Has the pandemic killed our anger about VAR?

VAR screen as Wolves beat Everton

Before the pandemic hit, there was so much negativity around VAR. It was widely hated and chants of ‘f*ck VAR’ from fans was not uncommon as everyone stood around waiting for the wisdom of Solomon to enter the referee’s earpiece from Stockley Park, often for up to three minutes.

It was widely agreed that it made football worse and a majority of fans, as well as players and managers, wanted it dropped. Fans of teams below the top flight were all relieved the loathed system did not apply to the football they watched and it seemed only a matter of time before it took a long walk on a short plank.

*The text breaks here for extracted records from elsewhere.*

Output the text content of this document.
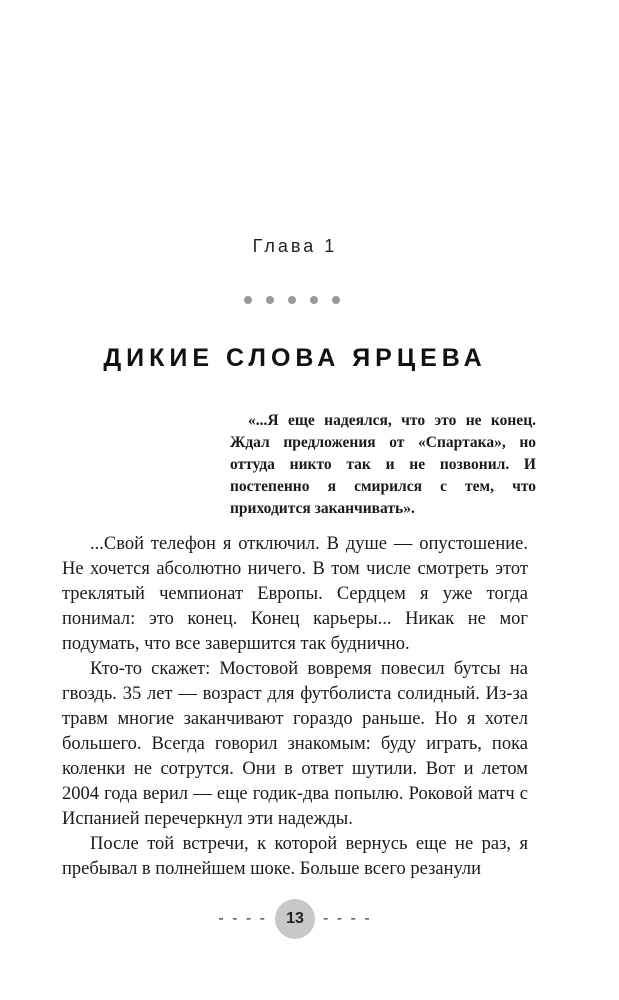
Глава 1
ДИКИЕ СЛОВА ЯРЦЕВА
«...Я еще надеялся, что это не конец. Ждал предложения от «Спартака», но оттуда никто так и не позвонил. И постепенно я смирился с тем, что приходится заканчивать».

...Свой телефон я отключил. В душе — опустошение. Не хочется абсолютно ничего. В том числе смотреть этот треклятый чемпионат Европы. Сердцем я уже тогда понимал: это конец. Конец карьеры... Никак не мог подумать, что все завершится так буднично.

Кто-то скажет: Мостовой вовремя повесил бутсы на гвоздь. 35 лет — возраст для футболиста солидный. Из-за травм многие заканчивают гораздо раньше. Но я хотел большего. Всегда говорил знакомым: буду играть, пока коленки не сотрутся. Они в ответ шутили. Вот и летом 2004 года верил — еще годик-два попылю. Роковой матч с Испанией перечеркнул эти надежды.

После той встречи, к которой вернусь еще не раз, я пребывал в полнейшем шоке. Больше всего резанули

- - - -	13	- - - -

Then the country shut down, we had the farce of fan-less football, played merely to keep the money from rights fees flowing into clubs in to keep paying the wages of players who, to be fair, did not seem any less happy to play this zombie version of the game. It was all passed off as being good for the nation’s morale, despite the fact that the majority of the nation have little or no interest in football, but in reality, it was only about money.

When football resumed with fans, it became clear to all of us just what we had been missing. It became clear that the fan-less version of the game was a pointless, bloodless thing and that fans make football worth playing, and without them it has no point. And it felt great. Great to hear the noise again, great to the point of spine-tingling.

West Ham players celebrate

Despite everything that is wrong with the game, especially in the top flight, the visceral joy of just seeing football played in front of supporters has been almost overwhelming. Sometimes you don’t realise what you’ve got until it’s gone and given we all had proper football taken from us, replaced by the zombie game, it is more than understandable that its return has made us all very happy indeed.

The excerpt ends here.